I had a coronary calcium score test. My score was 5, which essentially means almost no plaque and a very low risk for a heart attack. I never heard from the doctor again. She never called me to review the results.

As I understand plaque build-up, it is tied to inflammation in the body. My low coronary calcium score implies that my low carb diet is successfully able to keep inflammation at bay.

Is there a connection between inflammation and the degree of illness between COVID-19? In a New York Times article a few days ago titled Obesity Linked to Severe Coronavirus Disease, Especially for Younger Patients, the author, Roni Caryn Rabin, linked inflammation to why being overweight puts individuals at higher risk for more severe COVID-19 illnesses. She writes, “Obesity is known to cause chronic, low-grade inflammation and an increase in circulating, pro-inflammatory cytokines, which may play a role in the worst COVID-19 outcomes.”

I was fascinated by this sentence, which was written almost in passing and never gone into deeply. Could the link between underlying inflammation and severe COVID-19 outcomes be what separates the mild from the worst cases?

I was also interested that the author said, “increase in circulating, pro-inflammatory cytokines.” If you have been following the news about COVID-19, you have likely heard the term, cytokine storm. A cytokine storm results in the lungs filling with fluid and the need for respirators. Could the connection between pre-existing low-grade inflammation and a cytokine storm in the body be important?

I am also interested in how to keep myself healthy and alive through the pandemic. Will my anti-inflammation diet, exercise regime, and overall good health, even though I am diabetic and in my early 60s, make a difference regarding COVID-19? The simple answer is that I believe so, but do not want to test out my theory.

One of the most vivid scenes in the documentary, Food, Inc., showed a cow with a hole cuts in its side. The documentary attempted to show how, when the cow was fed corn, it made the cow sick. Why do we accept that cows were meant to eat grasses and that eating corn makes them sick, but we do not think about human food in the same way?

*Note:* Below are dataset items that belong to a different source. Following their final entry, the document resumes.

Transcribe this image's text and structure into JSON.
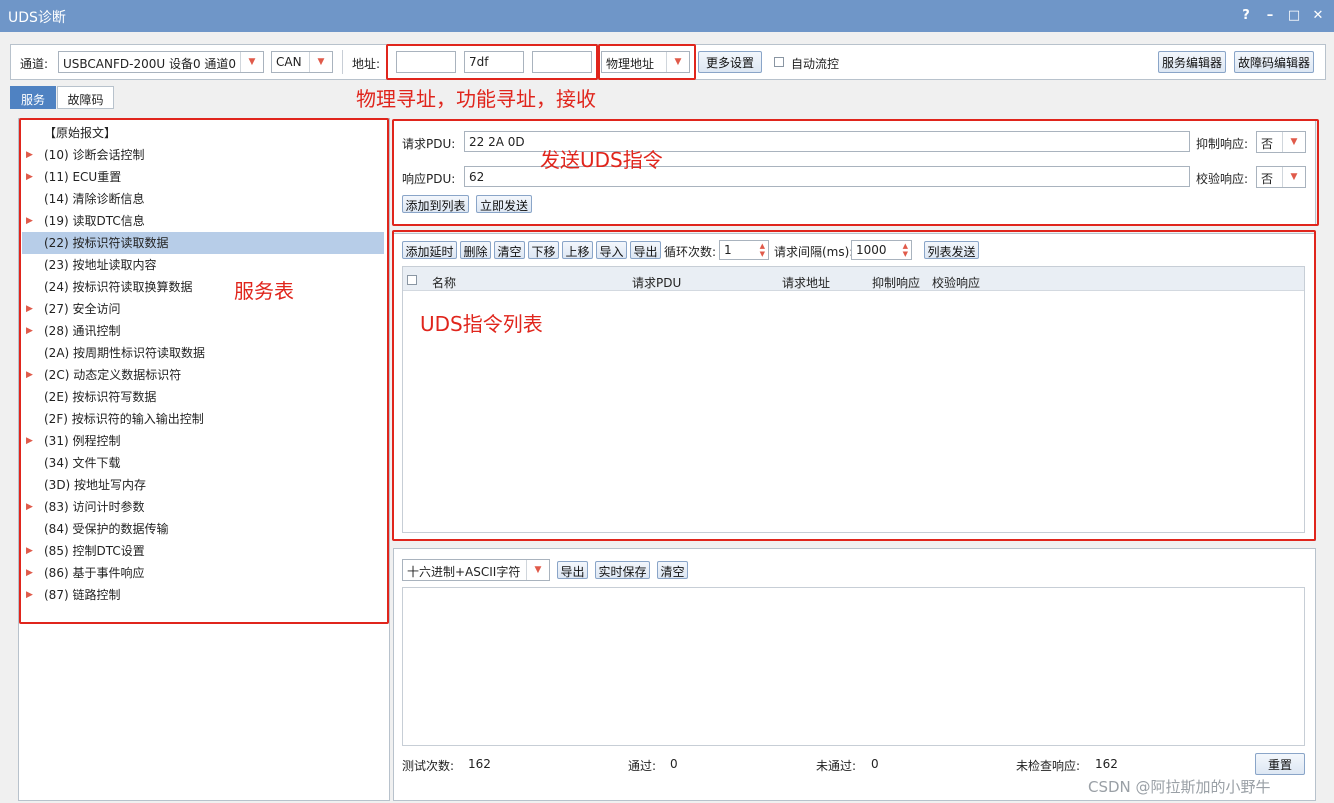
{
  "window": {
    "title": "UDS诊断",
    "controls": [
      "?",
      "–",
      "□",
      "✕"
    ]
  },
  "toolbar": {
    "channel_label": "通道:",
    "channel_value": "USBCANFD-200U 设备0 通道0",
    "protocol_value": "CAN",
    "address_label": "地址:",
    "address1": "",
    "address2": "7df",
    "address3": "",
    "address_type": "物理地址",
    "more_settings": "更多设置",
    "auto_flow_label": "自动流控",
    "service_editor": "服务编辑器",
    "fault_editor": "故障码编辑器"
  },
  "tabs": [
    {
      "label": "服务",
      "active": true
    },
    {
      "label": "故障码",
      "active": false
    }
  ],
  "annotations": {
    "address": "物理寻址，功能寻址，接收",
    "send": "发送UDS指令",
    "service_table": "服务表",
    "cmd_list": "UDS指令列表"
  },
  "tree": [
    {
      "label": "【原始报文】",
      "expand": false,
      "selected": false
    },
    {
      "label": "(10) 诊断会话控制",
      "expand": true,
      "selected": false
    },
    {
      "label": "(11) ECU重置",
      "expand": true,
      "selected": false
    },
    {
      "label": "(14) 清除诊断信息",
      "expand": false,
      "selected": false
    },
    {
      "label": "(19) 读取DTC信息",
      "expand": true,
      "selected": false
    },
    {
      "label": "(22) 按标识符读取数据",
      "expand": false,
      "selected": true
    },
    {
      "label": "(23) 按地址读取内容",
      "expand": false,
      "selected": false
    },
    {
      "label": "(24) 按标识符读取换算数据",
      "expand": false,
      "selected": false
    },
    {
      "label": "(27) 安全访问",
      "expand": true,
      "selected": false
    },
    {
      "label": "(28) 通讯控制",
      "expand": true,
      "selected": false
    },
    {
      "label": "(2A) 按周期性标识符读取数据",
      "expand": false,
      "selected": false
    },
    {
      "label": "(2C) 动态定义数据标识符",
      "expand": true,
      "selected": false
    },
    {
      "label": "(2E) 按标识符写数据",
      "expand": false,
      "selected": false
    },
    {
      "label": "(2F) 按标识符的输入输出控制",
      "expand": false,
      "selected": false
    },
    {
      "label": "(31) 例程控制",
      "expand": true,
      "selected": false
    },
    {
      "label": "(34) 文件下载",
      "expand": false,
      "selected": false
    },
    {
      "label": "(3D) 按地址写内存",
      "expand": false,
      "selected": false
    },
    {
      "label": "(83) 访问计时参数",
      "expand": true,
      "selected": false
    },
    {
      "label": "(84) 受保护的数据传输",
      "expand": false,
      "selected": false
    },
    {
      "label": "(85) 控制DTC设置",
      "expand": true,
      "selected": false
    },
    {
      "label": "(86) 基于事件响应",
      "expand": true,
      "selected": false
    },
    {
      "label": "(87) 链路控制",
      "expand": true,
      "selected": false
    }
  ],
  "request": {
    "req_label": "请求PDU:",
    "req_value": "22 2A 0D",
    "resp_label": "响应PDU:",
    "resp_value": "62",
    "suppress_label": "抑制响应:",
    "suppress_value": "否",
    "verify_label": "校验响应:",
    "verify_value": "否",
    "add_to_list": "添加到列表",
    "send_now": "立即发送"
  },
  "list_toolbar": {
    "add_delay": "添加延时",
    "delete": "删除",
    "clear": "清空",
    "move_down": "下移",
    "move_up": "上移",
    "import": "导入",
    "export": "导出",
    "loop_label": "循环次数:",
    "loop_value": "1",
    "interval_label": "请求间隔(ms):",
    "interval_value": "1000",
    "list_send": "列表发送"
  },
  "list_columns": [
    "名称",
    "请求PDU",
    "请求地址",
    "抑制响应",
    "校验响应"
  ],
  "log": {
    "format_value": "十六进制+ASCII字符",
    "export": "导出",
    "realtime_save": "实时保存",
    "clear": "清空"
  },
  "stats": {
    "tests_label": "测试次数:",
    "tests_value": "162",
    "pass_label": "通过:",
    "pass_value": "0",
    "fail_label": "未通过:",
    "fail_value": "0",
    "unchecked_label": "未检查响应:",
    "unchecked_value": "162",
    "reset": "重置"
  },
  "watermark": "CSDN @阿拉斯加的小野牛",
  "colors": {
    "titlebar": "#6f96c8",
    "annotation": "#e0251c",
    "selection": "#b7cde8",
    "tab_active": "#4f82c2"
  }
}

I have read that the people most likely to develop the severe forms of COVID-19 are those with pre-existing illnesses and the elderly. This is often written about as tied to weakened immune systems in the individual. I would like to see more written about the connection between underlying inflammation and COVID-19 outcomes.

Any analysis of the connection between inflammation and COVID-19 should also explore what exactly makes for low inflammation in human bodies.

Does wheat, grain, and sugar, as many have written, cause inflammation in the human body, and could that inflammation make COVID-19 outcomes worse?

Will an ultra low carb diet offer some kind of protection against the worst of COVID-19?

Could a low inflammation diet really help you survive a pandemic?